Implementation Guidance

Switching the Primary LLM Provider

In config_llm.yaml:

preferred_endpoint: anthropic

providers:
  anthropic:
    high: claude-3-7-sonnet-latest
    low: claude-3-5-haiku-latest
    api_key_env: ANTHROPIC_API_KEY

Set ANTHROPIC_API_KEY in .env. Restart the server.

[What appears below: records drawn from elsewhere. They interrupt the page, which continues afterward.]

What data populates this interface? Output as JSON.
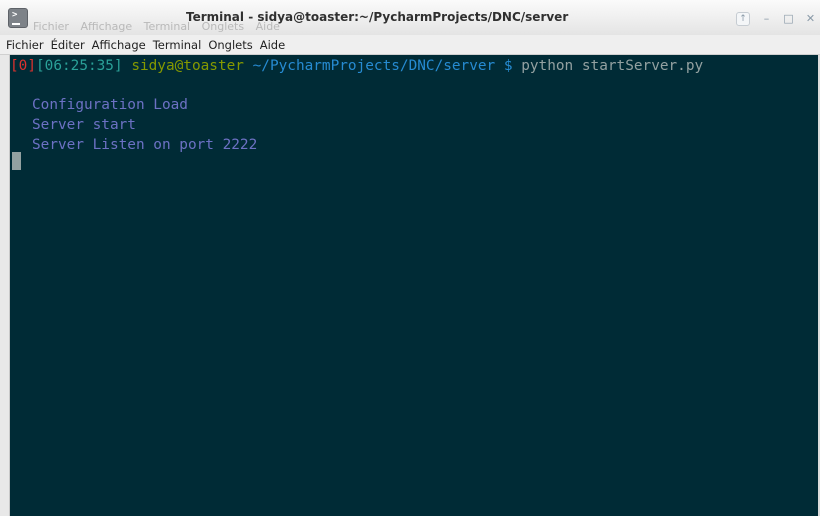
{
  "window": {
    "title": "Terminal - sidya@toaster:~/PycharmProjects/DNC/server",
    "ghost_menu": [
      "Fichier",
      "Affichage",
      "Terminal",
      "Onglets",
      "Aide"
    ],
    "icon": "terminal-app-icon",
    "controls": {
      "up": "↑",
      "minimize": "–",
      "maximize": "□",
      "close": "✕"
    }
  },
  "menubar": {
    "items": [
      "Fichier",
      "Éditer",
      "Affichage",
      "Terminal",
      "Onglets",
      "Aide"
    ]
  },
  "terminal": {
    "prompt": {
      "index": "[0]",
      "time": "[06:25:35]",
      "user_host": "sidya@toaster",
      "path": "~/PycharmProjects/DNC/server",
      "symbol": "$",
      "command": "python startServer.py"
    },
    "output": [
      "Configuration Load",
      "Server start",
      "Server Listen on port 2222"
    ]
  },
  "colors": {
    "terminal_bg": "#002b36",
    "prompt_index": "#dc322f",
    "prompt_time": "#2aa198",
    "user_host": "#859900",
    "path": "#268bd2",
    "output_text": "#6c71c4"
  }
}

Running Locally with Ollama (Offline)

Install Ollama, pull a model:

ollama pull llama3.1:8b
ollama pull nomic-embed-text

In config_llm.yaml:

preferred_endpoint: ollama
providers:
  ollama:
    high: llama3.1:8b
    low: llama3.1:8b
    base_url: http://localhost:11434

In config_embedding.yaml:

preferred_provider: ollama
providers:
  ollama:
    model: nomic-embed-text
    dim: 768

Important: re-ingest after switching embedding provider — old vectors are now wrong-dim.

Adding a Custom Provider

Subclass the base class in llm_providers/ (look at openai.py or anthropic.py as templates).
Implement the required methods (typically complete() returning JSON-conformant output for the <returnStruc> schemas, plus optional streaming).
Register in the provider factory (verify exact location — usually a registry in core/llm.py).
Add an entry in config_llm.yaml.
Test against a known-good <returnStruc> prompt before deploying.

Tuning Cost

Use low tier for everything except the final generate (default behavior — verify).
Set tool_selection_enabled: false in config_nlweb.yaml to skip the router call entirely.
Disable who_endpoint_enabled to skip federated discovery.
Pre-compute decontextualized_query client-side to skip that LLM call.

Switching Embedding Providers Safely

# 1. Stop serving traffic
# 2. Change config_embedding.yaml
# 3. Drop the index
python -m data_loading.db_load --only-delete delete-site <site>
# 4. Re-ingest
python -m data_loading.db_load <source> <site>
# 5. Restart

You cannot mix-and-match embedding providers across a single retrieval index. Vectors are not portable across providers.

Verifying Provider Wiring

nlweb check runs connectivity diagnostics for all configured providers. Use it before debugging "the model isn't responding" issues — the answer is usually a missing env var.

Provider Failure Modes

OpenAI / Anthropic / Gemini 429s: rate limits. Add backoff in the provider class or reduce concurrency.
Azure OpenAI 404 on deployment: the deployment_name in config doesn't match what's deployed in Azure. They're per-deployment, not per-model.
Ollama "model not found": ollama pull <model> first.
Snowflake Cortex authentication: requires the warehouse + role to have Cortex enabled.
HuggingFace inference endpoint cold-start: first call takes 30-60s. Pre-warm.

Always re-fetch config_llm.yaml from the live repo — provider keys and model IDs change.